The continuous miniaturization of silicon dies and the need for a further package size reduction, with an equal or better performance and reduced manufacturing cost, are the main drivers for new packaging concepts. The embedding of active and passive components offers a wide range of benefits and potentials. With the use of laminate based technology concepts, components can be moved from surface mount into the build-up layers of substrates by embedding and by that, the third dimension will be available for further layers or assemblies.
This paper will briefly discuss the necessary process steps of the embedded chip technology, which is based on printed circuit board manufacturing processes, and will also demonstrate the transfer of the technology from a smaller size lab scale equipment environment to an industrial comparable process line, capable of processing large panel formats up to 18” x 24”. The paper will also briefly describe this development and categorize today's embedding technologies.
First modules with embedded chips are in production in Asia, mainly for telecom and computer applications. In Europe embedding has gained a strong interest for power modules, especially in automotive applications. Main drivers are the capability for compact and thin packaging, the high reliability and cost saving potential.

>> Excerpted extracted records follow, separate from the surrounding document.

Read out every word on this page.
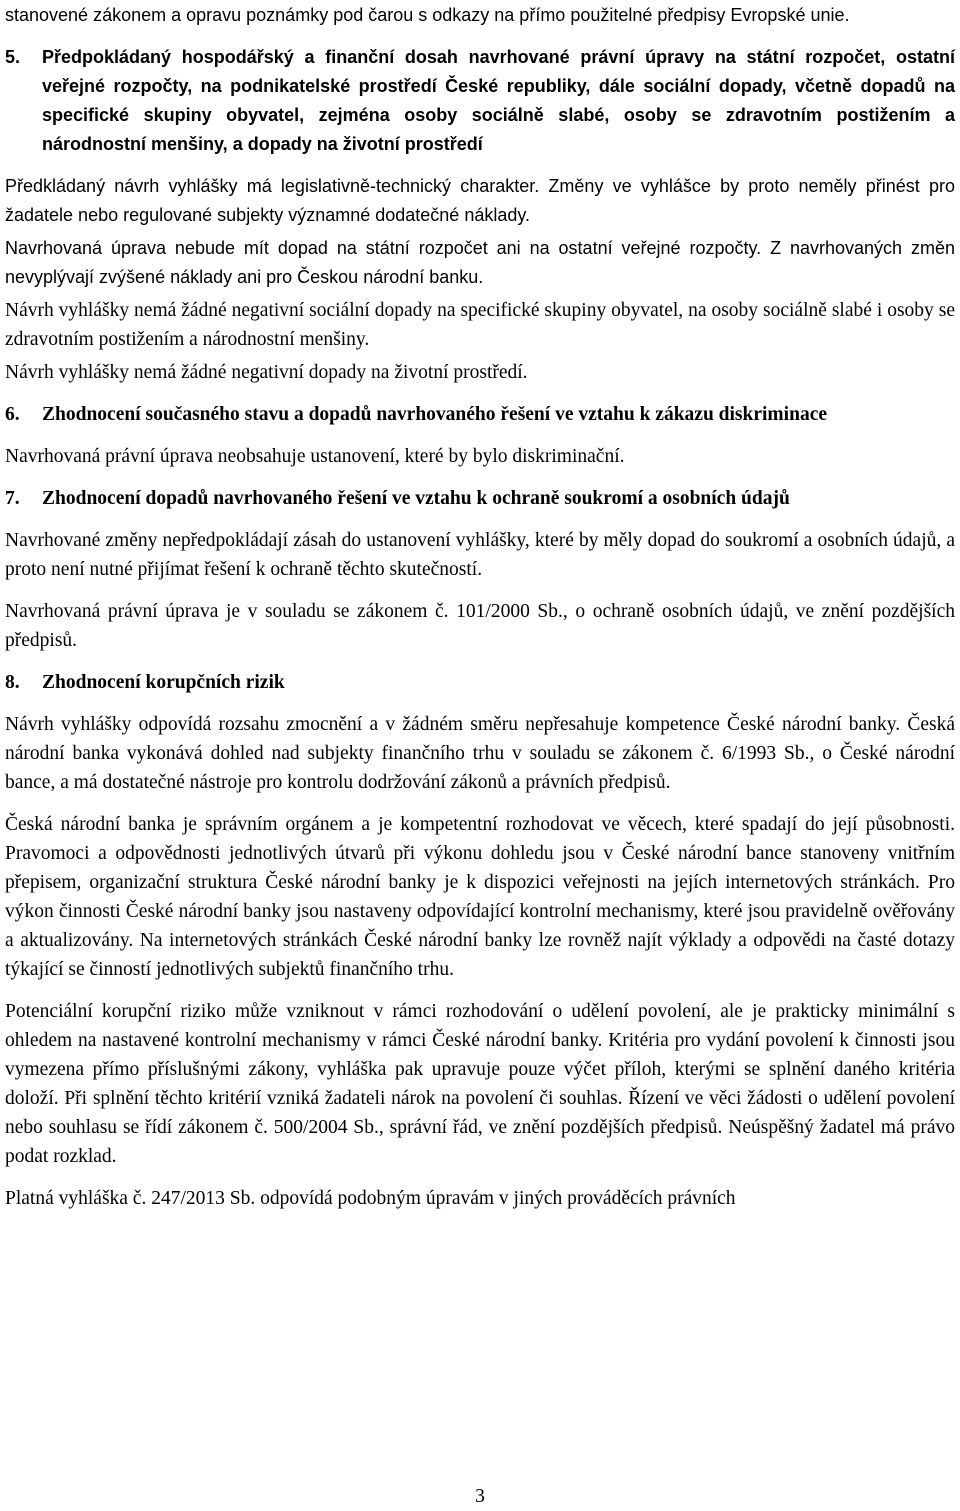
stanovené zákonem a opravu poznámky pod čarou s odkazy na přímo použitelné předpisy Evropské unie.

5.	Předpokládaný hospodářský a finanční dosah navrhované právní úpravy na státní rozpočet, ostatní veřejné rozpočty, na podnikatelské prostředí České republiky, dále sociální dopady, včetně dopadů na specifické skupiny obyvatel, zejména osoby sociálně slabé, osoby se zdravotním postižením a národnostní menšiny, a dopady na životní prostředí

Předkládaný návrh vyhlášky má legislativně-technický charakter. Změny ve vyhlášce by proto neměly přinést pro žadatele nebo regulované subjekty významné dodatečné náklady.

Navrhovaná úprava nebude mít dopad na státní rozpočet ani na ostatní veřejné rozpočty. Z navrhovaných změn nevyplývají zvýšené náklady ani pro Českou národní banku.

Návrh vyhlášky nemá žádné negativní sociální dopady na specifické skupiny obyvatel, na osoby sociálně slabé i osoby se zdravotním postižením a národnostní menšiny.

Návrh vyhlášky nemá žádné negativní dopady na životní prostředí.

6.	Zhodnocení současného stavu a dopadů navrhovaného řešení ve vztahu k zákazu diskriminace

Navrhovaná právní úprava neobsahuje ustanovení, které by bylo diskriminační.

7.	Zhodnocení dopadů navrhovaného řešení ve vztahu k ochraně soukromí a osobních údajů

Navrhované změny nepředpokládají zásah do ustanovení vyhlášky, které by měly dopad do soukromí a osobních údajů, a proto není nutné přijímat řešení k ochraně těchto skutečností.

Navrhovaná právní úprava je v souladu se zákonem č. 101/2000 Sb., o ochraně osobních údajů, ve znění pozdějších předpisů.

8.	Zhodnocení korupčních rizik

Návrh vyhlášky odpovídá rozsahu zmocnění a v žádném směru nepřesahuje kompetence České národní banky. Česká národní banka vykonává dohled nad subjekty finančního trhu v souladu se zákonem č. 6/1993 Sb., o České národní bance, a má dostatečné nástroje pro kontrolu dodržování zákonů a právních předpisů.

Česká národní banka je správním orgánem a je kompetentní rozhodovat ve věcech, které spadají do její působnosti. Pravomoci a odpovědnosti jednotlivých útvarů při výkonu dohledu jsou v České národní bance stanoveny vnitřním přepisem, organizační struktura České národní banky je k dispozici veřejnosti na jejích internetových stránkách. Pro výkon činnosti České národní banky jsou nastaveny odpovídající kontrolní mechanismy, které jsou pravidelně ověřovány a aktualizovány. Na internetových stránkách České národní banky lze rovněž najít výklady a odpovědi na časté dotazy týkající se činností jednotlivých subjektů finančního trhu.

Potenciální korupční riziko může vzniknout v rámci rozhodování o udělení povolení, ale je prakticky minimální s ohledem na nastavené kontrolní mechanismy v rámci České národní banky. Kritéria pro vydání povolení k činnosti jsou vymezena přímo příslušnými zákony, vyhláška pak upravuje pouze výčet příloh, kterými se splnění daného kritéria doloží. Při splnění těchto kritérií vzniká žadateli nárok na povolení či souhlas. Řízení ve věci žádosti o udělení povolení nebo souhlasu se řídí zákonem č. 500/2004 Sb., správní řád, ve znění pozdějších předpisů. Neúspěšný žadatel má právo podat rozklad.

Platná vyhláška č. 247/2013 Sb. odpovídá podobným úpravám v jiných prováděcích právních

3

In a number of European cooperation projects with partners from industry and research, embedding of power chips, like IGBTS and power MOSFET, is of high interest. In this paper current achievements of these projects will be shown, especially examples of realized devices and their characteristics. The dominating technology for power chip embedding is a face-up technology. Chips are bonded with their backside (drain contact) to a Cu substrate using highly conductive adhesive or solder. Using the face up assembly, a direct contact to the backside of the die is possible, allowing a lot of benefits for driving high currents and applying an efficient thermal management for the power devices. Then Chips are embedded by vacuum lamination of prepreg or RCC (resin coated copper) layers. Via holes to the top contacts (gate and source) are formed by laser drilling. The vias are metallized using conventional Cu plating. Finally conductor structures are etched in the top Cu layer, finalizing the circuit. Details will be given about device manufacturing, related yield issues and strategies to overcome them.
Finally scenarios for the implementation of embedding technology and concepts for future applications will be discussed.